Blythe Masters was mentioned in this recent Financial News article, "JPMorgan's Emea Operations Shine". The article deals primarily with JPMorgan's investment bank in Europe, the Middle East and Africa, a second quarter standout, contributing a greater proportion of the bank's revenues than at any time in almost two years. Blythe Masters' commodities unit was also singled out as a standout performer:
"Daniel Pinto, JP Morgan’s chief executive of Emea and co-head of global fixed income... ...also singled out the commodities business as a stand-out performer within the fixed-income franchise, in a quarter in which several banks, including Goldman Sachs and Barclays Capital, reported disappointing results for the business.

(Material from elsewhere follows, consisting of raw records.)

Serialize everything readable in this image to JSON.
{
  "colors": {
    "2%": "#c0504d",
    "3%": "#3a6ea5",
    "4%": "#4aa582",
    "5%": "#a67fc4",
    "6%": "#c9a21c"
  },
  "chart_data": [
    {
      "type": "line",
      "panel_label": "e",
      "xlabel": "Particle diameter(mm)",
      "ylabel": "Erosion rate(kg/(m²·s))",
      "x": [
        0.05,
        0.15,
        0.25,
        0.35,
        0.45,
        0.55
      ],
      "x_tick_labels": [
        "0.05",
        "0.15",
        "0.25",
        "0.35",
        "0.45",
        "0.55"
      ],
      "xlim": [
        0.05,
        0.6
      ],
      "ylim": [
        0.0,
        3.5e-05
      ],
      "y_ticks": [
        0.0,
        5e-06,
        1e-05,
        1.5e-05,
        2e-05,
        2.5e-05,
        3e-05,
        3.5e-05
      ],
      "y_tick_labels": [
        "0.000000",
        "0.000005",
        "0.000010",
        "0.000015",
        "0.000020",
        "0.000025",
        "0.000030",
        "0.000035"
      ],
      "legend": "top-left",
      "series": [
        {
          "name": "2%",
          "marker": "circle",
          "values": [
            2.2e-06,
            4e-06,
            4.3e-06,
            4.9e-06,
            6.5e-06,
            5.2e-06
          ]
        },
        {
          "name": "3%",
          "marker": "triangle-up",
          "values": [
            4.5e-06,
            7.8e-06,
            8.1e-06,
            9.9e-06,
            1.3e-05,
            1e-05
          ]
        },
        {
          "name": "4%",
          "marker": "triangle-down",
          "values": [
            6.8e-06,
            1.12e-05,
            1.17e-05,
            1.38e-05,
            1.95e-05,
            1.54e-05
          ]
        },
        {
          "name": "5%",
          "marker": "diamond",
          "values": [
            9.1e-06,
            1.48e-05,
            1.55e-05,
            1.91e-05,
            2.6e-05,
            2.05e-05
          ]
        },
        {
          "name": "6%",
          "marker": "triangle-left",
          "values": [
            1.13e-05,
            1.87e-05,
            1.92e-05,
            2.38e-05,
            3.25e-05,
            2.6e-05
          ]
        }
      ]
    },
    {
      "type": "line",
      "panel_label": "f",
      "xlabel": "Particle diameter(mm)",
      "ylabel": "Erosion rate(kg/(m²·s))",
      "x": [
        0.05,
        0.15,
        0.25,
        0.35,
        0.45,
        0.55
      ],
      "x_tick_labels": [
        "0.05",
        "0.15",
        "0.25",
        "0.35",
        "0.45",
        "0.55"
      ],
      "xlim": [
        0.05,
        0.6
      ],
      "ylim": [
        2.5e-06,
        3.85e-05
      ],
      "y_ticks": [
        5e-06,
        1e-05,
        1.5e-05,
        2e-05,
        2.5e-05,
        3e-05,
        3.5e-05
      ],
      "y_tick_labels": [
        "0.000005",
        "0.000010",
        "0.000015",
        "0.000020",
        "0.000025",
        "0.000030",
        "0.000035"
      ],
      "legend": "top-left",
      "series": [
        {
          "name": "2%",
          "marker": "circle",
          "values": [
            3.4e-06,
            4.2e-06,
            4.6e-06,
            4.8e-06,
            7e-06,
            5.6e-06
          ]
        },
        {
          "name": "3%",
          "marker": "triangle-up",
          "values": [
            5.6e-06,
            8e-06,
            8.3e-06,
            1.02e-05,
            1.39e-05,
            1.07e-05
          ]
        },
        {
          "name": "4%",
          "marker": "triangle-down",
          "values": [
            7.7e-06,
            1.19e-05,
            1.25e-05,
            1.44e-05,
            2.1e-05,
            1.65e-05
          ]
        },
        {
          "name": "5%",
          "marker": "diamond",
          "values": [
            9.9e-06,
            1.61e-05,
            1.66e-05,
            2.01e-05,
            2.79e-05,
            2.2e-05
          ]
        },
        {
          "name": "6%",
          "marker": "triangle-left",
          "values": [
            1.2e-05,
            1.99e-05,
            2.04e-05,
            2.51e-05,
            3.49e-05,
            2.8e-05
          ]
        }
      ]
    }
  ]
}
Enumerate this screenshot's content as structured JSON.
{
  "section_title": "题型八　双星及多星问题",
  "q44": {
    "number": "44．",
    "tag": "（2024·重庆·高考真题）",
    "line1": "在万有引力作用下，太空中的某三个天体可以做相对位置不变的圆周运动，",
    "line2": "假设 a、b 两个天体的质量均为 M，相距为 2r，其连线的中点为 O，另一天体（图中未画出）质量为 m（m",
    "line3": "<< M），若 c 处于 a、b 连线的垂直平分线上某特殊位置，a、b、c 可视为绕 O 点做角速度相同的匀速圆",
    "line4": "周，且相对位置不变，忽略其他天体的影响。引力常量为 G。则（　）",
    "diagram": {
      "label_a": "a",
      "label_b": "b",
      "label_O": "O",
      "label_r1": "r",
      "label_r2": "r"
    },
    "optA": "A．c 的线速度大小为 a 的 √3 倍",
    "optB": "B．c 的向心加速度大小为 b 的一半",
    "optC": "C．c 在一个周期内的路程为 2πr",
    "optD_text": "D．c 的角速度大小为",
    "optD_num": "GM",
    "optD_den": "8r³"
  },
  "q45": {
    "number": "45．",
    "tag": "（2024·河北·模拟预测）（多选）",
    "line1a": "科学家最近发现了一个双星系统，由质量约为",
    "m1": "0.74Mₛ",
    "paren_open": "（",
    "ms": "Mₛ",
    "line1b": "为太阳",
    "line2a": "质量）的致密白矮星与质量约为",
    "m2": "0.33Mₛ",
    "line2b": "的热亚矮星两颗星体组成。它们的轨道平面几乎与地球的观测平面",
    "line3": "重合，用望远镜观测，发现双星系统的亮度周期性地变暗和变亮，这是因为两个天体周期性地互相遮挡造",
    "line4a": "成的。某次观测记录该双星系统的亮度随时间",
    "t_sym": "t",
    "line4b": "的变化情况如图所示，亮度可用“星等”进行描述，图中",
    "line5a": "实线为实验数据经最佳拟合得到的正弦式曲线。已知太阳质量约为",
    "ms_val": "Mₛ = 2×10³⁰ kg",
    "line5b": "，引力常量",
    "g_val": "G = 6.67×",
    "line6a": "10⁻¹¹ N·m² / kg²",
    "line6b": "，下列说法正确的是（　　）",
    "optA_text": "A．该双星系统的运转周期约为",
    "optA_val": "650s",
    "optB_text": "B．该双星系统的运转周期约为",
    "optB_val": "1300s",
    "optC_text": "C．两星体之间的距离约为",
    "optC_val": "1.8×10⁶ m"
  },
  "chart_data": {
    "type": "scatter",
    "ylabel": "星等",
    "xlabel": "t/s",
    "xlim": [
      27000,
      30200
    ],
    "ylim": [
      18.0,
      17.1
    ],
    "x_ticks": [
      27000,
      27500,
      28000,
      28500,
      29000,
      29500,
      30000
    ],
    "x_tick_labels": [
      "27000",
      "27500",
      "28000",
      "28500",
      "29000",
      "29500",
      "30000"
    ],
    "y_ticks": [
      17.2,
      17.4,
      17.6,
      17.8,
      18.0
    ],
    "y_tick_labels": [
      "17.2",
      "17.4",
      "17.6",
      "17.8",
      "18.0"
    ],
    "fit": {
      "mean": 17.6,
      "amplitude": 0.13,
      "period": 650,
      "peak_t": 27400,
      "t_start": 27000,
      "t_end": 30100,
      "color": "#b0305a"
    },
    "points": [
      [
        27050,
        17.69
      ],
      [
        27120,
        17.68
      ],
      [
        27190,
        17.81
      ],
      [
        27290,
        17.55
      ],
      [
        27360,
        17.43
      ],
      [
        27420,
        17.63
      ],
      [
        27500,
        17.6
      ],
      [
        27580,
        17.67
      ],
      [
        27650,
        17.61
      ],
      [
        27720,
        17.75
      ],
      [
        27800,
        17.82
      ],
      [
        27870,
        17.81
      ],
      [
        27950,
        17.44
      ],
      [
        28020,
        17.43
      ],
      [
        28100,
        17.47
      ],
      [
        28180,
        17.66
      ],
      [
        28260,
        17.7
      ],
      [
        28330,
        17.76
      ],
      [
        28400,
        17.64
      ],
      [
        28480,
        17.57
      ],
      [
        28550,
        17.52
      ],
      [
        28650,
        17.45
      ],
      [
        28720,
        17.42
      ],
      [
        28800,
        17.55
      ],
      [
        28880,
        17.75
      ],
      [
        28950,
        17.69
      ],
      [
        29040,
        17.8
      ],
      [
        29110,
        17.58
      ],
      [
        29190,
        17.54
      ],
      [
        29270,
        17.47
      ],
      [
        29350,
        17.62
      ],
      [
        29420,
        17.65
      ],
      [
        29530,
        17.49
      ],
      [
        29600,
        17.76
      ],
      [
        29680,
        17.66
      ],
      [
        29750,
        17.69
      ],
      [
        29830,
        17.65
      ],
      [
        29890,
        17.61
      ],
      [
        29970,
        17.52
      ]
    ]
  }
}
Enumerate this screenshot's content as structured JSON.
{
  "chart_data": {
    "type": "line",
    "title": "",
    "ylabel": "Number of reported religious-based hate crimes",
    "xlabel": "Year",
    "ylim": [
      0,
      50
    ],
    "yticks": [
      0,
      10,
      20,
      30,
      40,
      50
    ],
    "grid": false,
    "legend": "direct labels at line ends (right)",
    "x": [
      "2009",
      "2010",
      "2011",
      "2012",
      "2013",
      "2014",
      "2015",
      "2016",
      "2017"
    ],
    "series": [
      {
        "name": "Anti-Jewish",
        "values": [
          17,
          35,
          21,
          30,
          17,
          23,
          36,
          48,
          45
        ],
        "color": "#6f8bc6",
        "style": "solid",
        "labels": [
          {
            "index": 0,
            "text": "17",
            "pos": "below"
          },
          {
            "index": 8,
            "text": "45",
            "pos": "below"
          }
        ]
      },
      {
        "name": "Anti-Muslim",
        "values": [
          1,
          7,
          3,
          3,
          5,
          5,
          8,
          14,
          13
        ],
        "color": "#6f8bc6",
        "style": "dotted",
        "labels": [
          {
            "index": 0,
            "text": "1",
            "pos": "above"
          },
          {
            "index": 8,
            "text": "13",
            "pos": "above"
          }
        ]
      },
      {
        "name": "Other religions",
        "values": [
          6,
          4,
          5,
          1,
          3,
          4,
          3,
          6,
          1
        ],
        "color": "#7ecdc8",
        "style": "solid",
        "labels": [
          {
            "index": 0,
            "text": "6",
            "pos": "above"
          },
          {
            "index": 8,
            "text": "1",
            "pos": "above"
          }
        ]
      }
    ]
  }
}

Pinto said: “The second-quarter results show that the full franchise is running on all cylinders. The commodities business has performed strongly this year, and we are starting to monetize the fantastic global client platform that Blythe Masters [JP Morgan’s head of global commodities] has built.The units we’ve acquired have settled in, and we now have a great offering across physical and derivatives products.”
This January 2010 Business Daily Africa article detailing the purchase of RBS Sempra Commodities for an estimated $4 billion by JPMorgan Chase Commodities Business headed by Blythe Masters:
"For decades, two names have dominated the $4 trillion world of commodity and energy derivatives trading: Goldman Sachs and Morgan Stanley. If Wall Street power woman Blythe Masters has her way, a third will soon be making it a troika: JP Morgan."
"The former credit derivatives wunderkind who has built JP Morgan’s commodities business into a true global powerhouse in just three years is on the cusp of buying RBS Sempra Commodities for an estimated $4 billion, bringing an unusual but highly successful hybrid trading operation —one that carefully mixes customer-flow business with prop-trading risk — under the well-capitalised JP Morgan umbrella."
The article continues on to describe the full ramifications of the purchase, potential hurdles, and the like.
"It would be a career-crowning coup for British-born Masters, at 40 one of the most successful women on Wall Street"
"Masters, a Cambridge-educated derivatives expert and avid amateur horse rider, was drafted into commodities from the Chief Financial Officer role in early 2007 after JP Morgan’s first major foray into energy markets went awry."
Blythe Masters was interviewed in this Reuters article about JPMorgan's purchase of EcoSecurities in 2009. She stated that the purchase "was based on its large pre-2012 portfolio of carbon offsets (estimated in August at around 100 million tonnes), its post-2012 portfolio (around 125 million) and any upside associated with a surge in carbon prices."
"Even if only the first source of value inherent in our valuation of the company, i.e. its pre-2012 portfolio, were the only thing to come forth we would end up being very happy with our acquisition," Masters said in an interview late on Monday....
Commenting on managing risk:
Masters said the acquisition would help JP Morgan clients better manage risks in fluctuating commodity prices.
"The reason for our expanding in the carbon space is consistent with our overall thesis that commodity markets as a whole will continue to be extremely active and volatile ... as a function of economic activity and other policies," she said.
"Carbon is just a part (of JP Morgan's business model), and an important component because of its linkages to the rest of the energy complex and to various regulatory changes going on."
Masters said a new EcoSecurities CEO will be named soon, "and from there we will review the overall structure of the company to make sure we don't have any overlapping activities that are confusing to clients".